Law courts in Accra were deserted on Friday April 1, as the Judicial Service Workers Association of Ghana (JUSAG) began a strike over government’s failure to implement their consolidated salaries and emoluments.
The doors to the new court complex which houses many commercial, land, general jurisdiction and other courts were closed to the public and the few visitors unaware of the strike action.
The Circuit Courts and High Courts in Accra were also deserted and the only staff present would not render any services or respond to the simplest of enquiries.
The President of JUSAG Mr Alex Nartey, said at a press conference on March 31, that the withdrawal of services would continue until all their demands were met.
He however urged security personnel of the service to remain at post in order to protect state property.
The strike which could pose a test to government’s resolve to avoid the recurrent election year budget overruns, follows an ultimatum by JUSAG on March 2, 2016 demanding the full implementation of their new salaries, which they said has not been carried out since being approved and presented to government by the Judicial Council in June 2015.
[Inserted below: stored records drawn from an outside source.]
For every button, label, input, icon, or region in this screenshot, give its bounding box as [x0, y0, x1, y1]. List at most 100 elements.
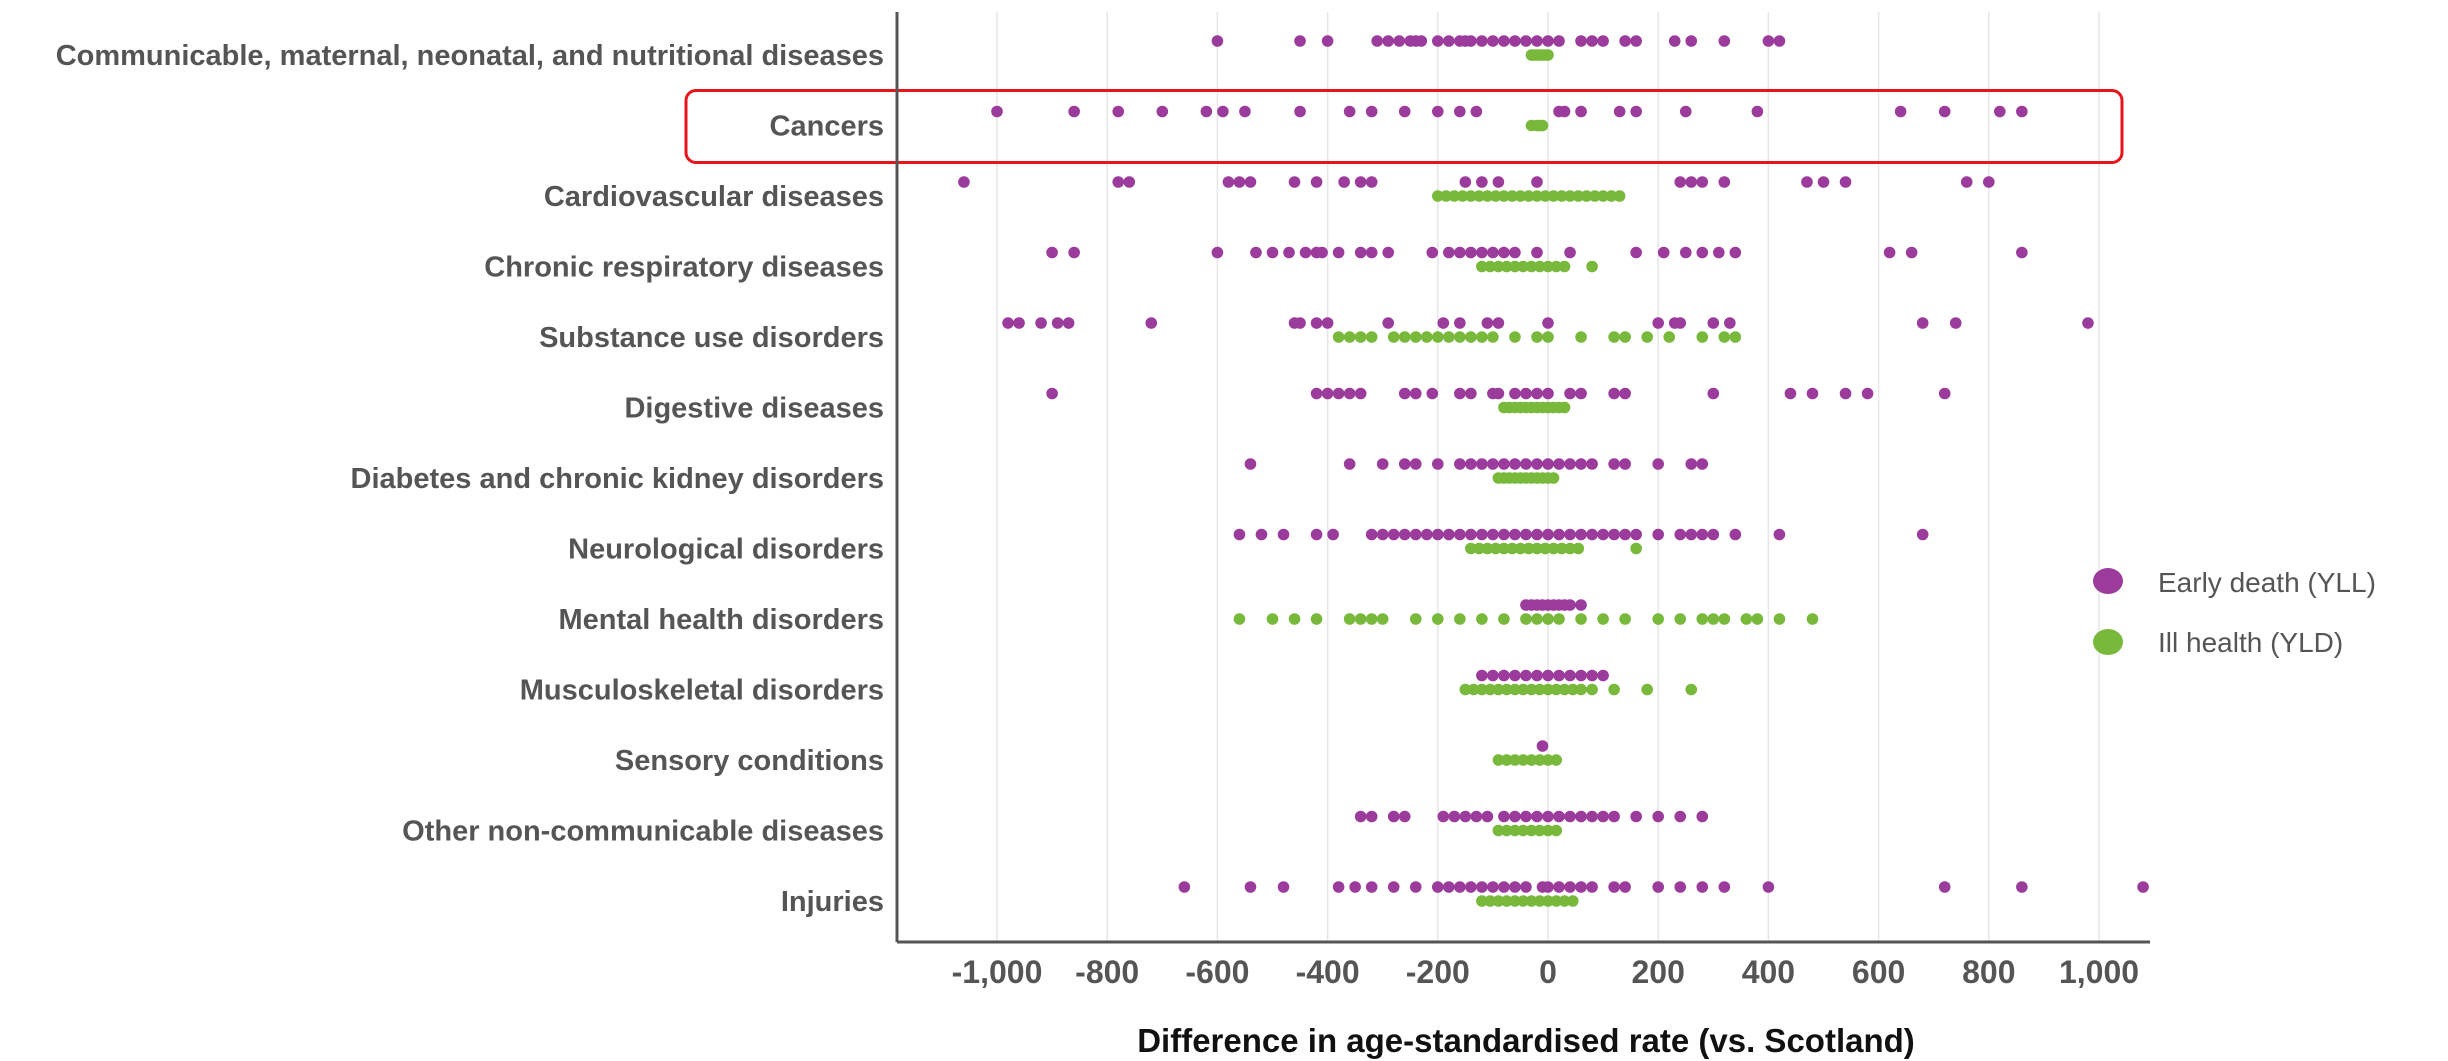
point-yll	[1652, 458, 1664, 470]
point-yll	[1310, 317, 1323, 329]
point-yll	[1674, 176, 1687, 188]
point-yll	[1707, 317, 1720, 329]
point-yll	[1443, 881, 1455, 893]
point-yld	[1520, 613, 1532, 625]
point-yll	[1321, 317, 1334, 329]
point-yld	[1685, 683, 1698, 696]
point-yld	[1542, 331, 1554, 343]
point-yll	[1387, 810, 1400, 823]
point-yll	[1145, 317, 1158, 329]
point-yll	[1994, 105, 2006, 118]
point-yld	[1533, 895, 1546, 907]
point-yld	[1550, 260, 1563, 273]
point-yll	[1564, 528, 1576, 541]
point-yll	[1520, 528, 1532, 541]
point-yll	[1002, 317, 1014, 329]
point-yll	[1608, 881, 1620, 893]
point-yld	[1525, 260, 1538, 273]
point-yld	[1266, 613, 1279, 625]
point-yld	[1652, 613, 1664, 625]
point-yll	[1321, 35, 1334, 47]
point-yll	[1718, 881, 1731, 893]
point-yll	[1432, 35, 1444, 47]
point-yll	[1553, 528, 1565, 541]
point-yld	[1525, 895, 1538, 907]
point-yld	[1531, 613, 1543, 625]
point-yll	[1520, 458, 1532, 470]
point-yld	[1509, 683, 1521, 696]
point-yll	[1465, 528, 1477, 541]
point-yld	[1489, 190, 1502, 202]
point-yll	[1586, 35, 1598, 47]
point-yll	[1674, 317, 1687, 329]
category-label: Mental health disorders	[558, 604, 884, 636]
point-yll	[1553, 458, 1565, 470]
point-yll	[1630, 810, 1642, 823]
point-yll	[1983, 176, 1995, 188]
x-tick-label: 200	[1632, 954, 1685, 990]
point-yll	[1938, 881, 1951, 893]
point-yld	[1492, 683, 1505, 696]
point-yll	[1509, 669, 1521, 682]
x-tick-label: 1,000	[2059, 954, 2139, 990]
point-yll	[1409, 458, 1422, 470]
point-yll	[1674, 881, 1687, 893]
point-yll	[1542, 35, 1554, 47]
point-yll	[1332, 881, 1345, 893]
point-yld	[1473, 190, 1485, 202]
point-yll	[1432, 105, 1444, 118]
x-tick-label: 0	[1539, 954, 1557, 990]
point-yll	[1564, 810, 1576, 823]
point-yll	[1465, 387, 1477, 400]
point-yld	[1509, 331, 1521, 343]
point-yld	[1555, 190, 1568, 202]
point-yld	[1432, 190, 1444, 202]
point-yld	[1542, 260, 1554, 273]
point-yll	[1685, 528, 1698, 541]
category-label: Other non-communicable diseases	[402, 816, 884, 848]
point-yld	[1608, 331, 1620, 343]
point-yll	[1696, 176, 1709, 188]
point-yld	[1476, 895, 1488, 907]
point-yll	[1454, 105, 1466, 118]
point-yll	[1178, 881, 1191, 893]
point-yll	[1806, 387, 1819, 400]
point-yld	[1566, 895, 1579, 907]
point-yll	[1575, 105, 1587, 118]
point-yld	[1467, 683, 1480, 696]
point-yll	[1476, 528, 1488, 541]
point-yll	[1420, 528, 1433, 541]
point-yld	[1553, 613, 1565, 625]
point-yll	[1398, 528, 1411, 541]
category-labels: Communicable, maternal, neonatal, and nu…	[56, 40, 884, 918]
point-yld	[1498, 542, 1510, 555]
point-yld	[1440, 190, 1452, 202]
point-yll	[1905, 246, 1918, 259]
point-yll	[1376, 458, 1389, 470]
point-yll	[1564, 669, 1576, 682]
point-yld	[1550, 824, 1563, 837]
point-yll	[1288, 176, 1301, 188]
legend-marker-yld	[2093, 629, 2123, 655]
x-tick-labels: -1,000 -800 -600 -400 -200 0 200 400 600 800 1,000	[952, 954, 2139, 990]
point-yld	[1500, 260, 1513, 273]
point-yll	[1393, 35, 1406, 47]
point-yll	[1817, 176, 1830, 188]
point-yll	[1432, 458, 1444, 470]
point-yll	[1553, 35, 1565, 47]
point-yld	[1484, 683, 1496, 696]
point-yld	[1517, 895, 1530, 907]
point-yll	[1657, 246, 1670, 259]
point-yll	[1062, 317, 1075, 329]
point-yll	[1520, 669, 1532, 682]
point-yll	[1724, 317, 1736, 329]
point-yll	[1387, 881, 1400, 893]
point-yll	[1465, 35, 1477, 47]
highlight-rect	[684, 89, 2124, 164]
point-yll	[1068, 105, 1080, 118]
point-yll	[1542, 881, 1554, 893]
point-yld	[1542, 895, 1554, 907]
point-yld	[1354, 613, 1367, 625]
point-yll	[1376, 528, 1389, 541]
point-yll	[1520, 387, 1532, 400]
Mr Alex Nartey said that JUSAG had not received any official correspondence from the government.
“The National Labour Commission wrote to the Ministry of Employment and Labour Relations requesting a response within seven days of our letter. If there has been any correspondence, we are yet to know.”
Instead, the JUSAG President said management drew the association’s attention to a letter from government on March 16, 2016, requesting the establishment of a committee to review the new salaries that had been approved by the Judicial Council.
According to Mr Nartey, government’s response to the letter which the association sees as a delay tactic, did not only flout the tenets of the 1992 Constitution, but was a disdain to the Judicial Council and an affront to administrative procedures.
JUSAG, Mr Nartey said, was not opposed to government seeking for clarification on approved documents.
“However, we cannot fathom the imposition of a committee requesting us (JUSAG) to defend an approved document of the Judicial Council,” he added.
Mr Nartey said if there was any review of salaries to be done by the government it should be done in consultation with the Judicial Council and not a body outside the Council.
He said to the best of the association’s knowledge, the Judicial Council had fairly and constitutionally considered JUSAG’s position and grievances.
In 2012, the Judicial Council considered the analogous grades of officers of the Judicial Service as compared to some members of the lower bench and produced a document recommending the consolidation of all salaries and allowances and detailing the conditions of service for senior and junior employees.